Le chien est donc écrasé. Et, devant le petit tas sanglant, pendant que l’automobile roule, au loin, déjà perdue dans son nuage de poussière, l’homme, au lieu d’accuser son orgueil, sa propre maladresse, maudit le progrès, la science, le monde entier.

— Ah ! les automobiles ! Quel désastre !… quelle folie !… quel crime !

Il jure qu’il va prendre un fusil et faire, désormais, la chasse à « ces outils » de malheur.

— Deux hommes… dix hommes… vingt hommes pour mon chien !

Richard III avait déjà dit, dans un accès de folie : « Mon royaume pour un cheval ! »

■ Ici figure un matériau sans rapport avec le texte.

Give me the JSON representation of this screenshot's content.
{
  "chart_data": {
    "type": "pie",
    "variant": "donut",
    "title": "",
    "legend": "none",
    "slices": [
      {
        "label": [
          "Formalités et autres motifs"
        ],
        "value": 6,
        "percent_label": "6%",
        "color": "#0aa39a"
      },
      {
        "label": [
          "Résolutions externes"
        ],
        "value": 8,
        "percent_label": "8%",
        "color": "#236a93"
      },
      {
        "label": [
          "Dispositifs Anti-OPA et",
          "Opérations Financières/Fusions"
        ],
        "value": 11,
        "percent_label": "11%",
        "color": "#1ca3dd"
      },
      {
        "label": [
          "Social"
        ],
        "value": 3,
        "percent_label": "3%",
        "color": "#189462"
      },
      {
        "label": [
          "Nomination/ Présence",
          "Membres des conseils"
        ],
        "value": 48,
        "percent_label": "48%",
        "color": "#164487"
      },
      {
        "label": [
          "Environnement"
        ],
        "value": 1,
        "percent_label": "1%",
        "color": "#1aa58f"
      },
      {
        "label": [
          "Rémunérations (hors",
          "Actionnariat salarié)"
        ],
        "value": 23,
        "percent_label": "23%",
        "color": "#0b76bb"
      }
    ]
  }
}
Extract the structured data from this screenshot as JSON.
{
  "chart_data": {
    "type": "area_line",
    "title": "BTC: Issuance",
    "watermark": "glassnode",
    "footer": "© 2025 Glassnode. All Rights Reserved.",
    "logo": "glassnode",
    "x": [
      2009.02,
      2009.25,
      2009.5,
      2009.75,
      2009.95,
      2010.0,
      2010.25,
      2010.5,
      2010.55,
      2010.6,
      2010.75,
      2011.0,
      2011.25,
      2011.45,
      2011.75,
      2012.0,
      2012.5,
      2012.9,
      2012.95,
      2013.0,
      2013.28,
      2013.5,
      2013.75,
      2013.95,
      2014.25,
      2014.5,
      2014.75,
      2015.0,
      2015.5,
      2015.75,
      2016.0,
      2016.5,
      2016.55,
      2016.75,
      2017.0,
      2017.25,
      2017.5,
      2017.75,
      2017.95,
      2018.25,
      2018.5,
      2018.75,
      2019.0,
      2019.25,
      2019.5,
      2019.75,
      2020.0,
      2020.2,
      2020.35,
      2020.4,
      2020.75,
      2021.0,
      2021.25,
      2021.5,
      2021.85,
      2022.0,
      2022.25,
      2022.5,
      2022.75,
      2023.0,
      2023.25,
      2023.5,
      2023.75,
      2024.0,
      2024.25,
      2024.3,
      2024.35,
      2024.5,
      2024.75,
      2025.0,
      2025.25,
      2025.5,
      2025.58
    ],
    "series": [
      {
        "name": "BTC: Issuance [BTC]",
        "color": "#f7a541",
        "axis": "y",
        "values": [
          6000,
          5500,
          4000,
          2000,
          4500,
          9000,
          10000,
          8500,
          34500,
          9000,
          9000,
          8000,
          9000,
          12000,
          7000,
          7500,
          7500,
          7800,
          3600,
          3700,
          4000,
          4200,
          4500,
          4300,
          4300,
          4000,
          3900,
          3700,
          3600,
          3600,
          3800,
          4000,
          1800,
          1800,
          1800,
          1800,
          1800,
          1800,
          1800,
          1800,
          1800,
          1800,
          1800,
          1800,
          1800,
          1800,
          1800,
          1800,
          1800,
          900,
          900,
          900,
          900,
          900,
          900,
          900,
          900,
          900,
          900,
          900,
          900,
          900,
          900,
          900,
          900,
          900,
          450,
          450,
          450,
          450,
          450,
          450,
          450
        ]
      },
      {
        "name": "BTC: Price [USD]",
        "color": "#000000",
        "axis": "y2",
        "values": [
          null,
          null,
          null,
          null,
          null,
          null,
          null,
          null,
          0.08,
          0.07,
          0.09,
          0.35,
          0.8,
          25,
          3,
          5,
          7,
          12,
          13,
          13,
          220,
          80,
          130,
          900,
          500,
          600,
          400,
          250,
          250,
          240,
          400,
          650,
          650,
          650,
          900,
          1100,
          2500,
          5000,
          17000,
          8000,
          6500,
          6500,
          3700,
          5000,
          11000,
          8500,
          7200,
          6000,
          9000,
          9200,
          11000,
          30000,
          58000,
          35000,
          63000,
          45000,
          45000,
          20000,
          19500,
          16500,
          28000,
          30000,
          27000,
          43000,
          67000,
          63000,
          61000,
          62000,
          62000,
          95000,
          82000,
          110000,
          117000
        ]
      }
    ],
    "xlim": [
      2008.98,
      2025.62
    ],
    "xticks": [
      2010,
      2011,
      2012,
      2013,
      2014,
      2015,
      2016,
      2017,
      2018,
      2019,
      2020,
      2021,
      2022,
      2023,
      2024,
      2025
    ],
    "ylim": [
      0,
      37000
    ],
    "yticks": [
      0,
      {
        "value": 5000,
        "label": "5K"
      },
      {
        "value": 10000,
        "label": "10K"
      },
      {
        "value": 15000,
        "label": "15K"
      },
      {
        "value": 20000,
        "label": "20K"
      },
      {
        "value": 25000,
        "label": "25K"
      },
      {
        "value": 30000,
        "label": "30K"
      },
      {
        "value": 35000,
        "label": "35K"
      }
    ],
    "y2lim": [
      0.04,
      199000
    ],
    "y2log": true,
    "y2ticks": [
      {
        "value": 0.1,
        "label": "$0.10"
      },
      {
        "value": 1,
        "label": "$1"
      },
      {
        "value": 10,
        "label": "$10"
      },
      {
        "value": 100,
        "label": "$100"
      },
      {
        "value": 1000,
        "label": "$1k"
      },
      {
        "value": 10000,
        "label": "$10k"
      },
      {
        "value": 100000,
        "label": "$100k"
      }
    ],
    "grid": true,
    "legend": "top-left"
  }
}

Le pauvre Brossette fait grande attention. Du plus loin qu’il voit un chien, invariablement, quelque pays qu’il parcoure, il lui crie, dans le patois des bords de la Loire :

— Moussu !… Moussu !

Il ne l’injurie jamais avant de l’avoir évité ou écrasé. Après quoi, il maugrée, en serrant les dents :

— Ah ! la chale bête !

Ce qui donne à ce pur Tourangeau – et seulement, dans ces moments tragiques – une prononciation étonnamment auvergnate.

Mais, c’est le prix de l’effort qu’il vient de faire, l’expression de sa joie ou de son dépit.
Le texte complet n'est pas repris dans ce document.